Expression and function
The DPP1/CTSC protein expression is boosted by two different T-helper type-2 cytokines (Th-2): IL-4 and IL-13. Both of these Th-2 ILs are potent stimulators of the expression of the two DPP1/CTSC variants although the expression of the smaller variant is increased by these Th-2 molecules in epithelial cells ten times higher than that of wild-type cells [45]. IL-4 and IL-13 are also detected in human bronchial epithelial cells supporting the theory that these cells could be a source of DPP1/CTSC [8]. IL-2 stimulates DPP1/CTSC expression in lymphocytes. DPP1/CTSC is found with high levels in the kidney, placenta, and lymph nodes [8]. The DPP1/CTSC class of proteins plays a crucial role in the degradation of proteins and as a coordinator of serine protease activity within immunological and inflammatory cells. DPP1/CTSC is also detectable in the brain [46]. DPP1/CTSC is thought to be modified posttranslationally via disulfide bonds or glycosylation [45]. DPP1 can activate different serine proteases by removing dipeptides from the N-termini of the proprotease protein substrates [47].
Dipeptidyl peptidase 1 inhibitors
DPP1 action can be inhibited by various inhibitors such as diazomethylketone (Gly–Phe–DMK), Gly–phe–CHN2, acyloxymethyl ketone, and vinyl sulfones (Ala–Hph–VS-Ph), causing inhibition of the serine protease activities [47].
Pretreatment of the U937 and EcoM-G cells with the DPP1 inhibitor Gly–Phe–DMK resulted in a restriction of cut fragments and the level of enzymatic activity was reduced. The molecules that were measured for enzymatic activities were neutrophil elastase, cathepsin G, and proteinase-3 [48]. Moreover, the DPP1 inhibitor Gly-phedisazomethane (Gly–phe–CHN2) was found to block trypsin maturation in the human mast-cell line HMC-1 [49]. Acyloxymethyl ketones are moderate inhibitors of cellular DPP1, which can inhibit DPP1 but in a slow manner. Vinyl sulfones (Ala–Hph–VS–Ph) are among the best-known DPP1 inhibitors. They are able to inhibit intracellular DPP1, and are considered as the most stable inhibitors that act with high potency [47]. Importantly, the most potent and highly selective inhibitors described till now still exhibit poor stability, which is most likely due to their peptidic structure [50].

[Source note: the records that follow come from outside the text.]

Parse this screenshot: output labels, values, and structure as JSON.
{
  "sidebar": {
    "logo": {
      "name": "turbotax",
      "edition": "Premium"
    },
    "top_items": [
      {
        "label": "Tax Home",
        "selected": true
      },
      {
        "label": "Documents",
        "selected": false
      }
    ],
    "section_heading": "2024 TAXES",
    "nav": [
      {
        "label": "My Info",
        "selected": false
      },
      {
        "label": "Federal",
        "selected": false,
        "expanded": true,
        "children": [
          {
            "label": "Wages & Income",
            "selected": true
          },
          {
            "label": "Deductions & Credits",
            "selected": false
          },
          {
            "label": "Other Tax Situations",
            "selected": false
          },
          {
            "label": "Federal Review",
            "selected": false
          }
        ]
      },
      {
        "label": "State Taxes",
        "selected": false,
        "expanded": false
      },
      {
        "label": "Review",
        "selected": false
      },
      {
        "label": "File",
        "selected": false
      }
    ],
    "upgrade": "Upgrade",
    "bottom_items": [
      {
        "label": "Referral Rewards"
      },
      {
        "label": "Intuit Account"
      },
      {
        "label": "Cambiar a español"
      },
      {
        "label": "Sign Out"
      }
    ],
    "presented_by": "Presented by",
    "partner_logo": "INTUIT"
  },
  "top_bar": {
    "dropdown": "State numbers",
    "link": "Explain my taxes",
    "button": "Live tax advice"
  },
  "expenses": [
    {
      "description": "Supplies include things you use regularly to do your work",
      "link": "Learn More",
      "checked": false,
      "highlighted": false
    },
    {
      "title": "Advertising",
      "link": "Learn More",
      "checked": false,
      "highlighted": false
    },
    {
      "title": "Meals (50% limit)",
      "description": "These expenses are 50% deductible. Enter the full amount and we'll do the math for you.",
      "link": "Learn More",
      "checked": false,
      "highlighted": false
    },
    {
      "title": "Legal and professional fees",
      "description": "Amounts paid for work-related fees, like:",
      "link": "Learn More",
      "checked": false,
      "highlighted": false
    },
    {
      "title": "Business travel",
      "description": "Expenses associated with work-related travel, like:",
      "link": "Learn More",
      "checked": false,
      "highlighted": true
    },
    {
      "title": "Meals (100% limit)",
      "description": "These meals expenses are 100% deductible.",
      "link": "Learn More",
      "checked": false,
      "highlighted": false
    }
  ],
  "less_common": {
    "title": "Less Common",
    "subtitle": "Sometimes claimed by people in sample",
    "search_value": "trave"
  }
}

ConclusionThe cysteine protease DPP1, also known as CTSC, can be found in a number of organs, including lungs. The most prevalent source of DPP1 in lungs is mast cells. Mast cells have DPP1 in their cytoplasmic granules. DPP1 is capable of inducing endoproteolytic cleavage of extracellular-matrix proteins. The identification of DPP1 in airway mast cells and its ability to cleave matrix proteins indicated that DPP1 may be involved in mast-cell-mediated matrix-protein turnover and airway remodeling in chronic airway diseases such as asthma. Although some proteases such as mast-cell tryptase and chymases cause allergic inflammation and may be targeted to treat asthma or other allergic diseases, however, they play a protective role and can exert an anti-inflammatory action in some conditions. Limiting mast-cell synthesis of active forms of these proteases has been proposed as a trail for treatment of asthma. DPP1 contributes to processing of mast-cell proteases. It has an ability to regulate the development and release of active mast-cell proteases, as well as its contribution to the pathogenic process in asthma. DPP1 inhibitors are vital for mast-cell stabilization and may serve as therapeutic tools for treatment of asthma.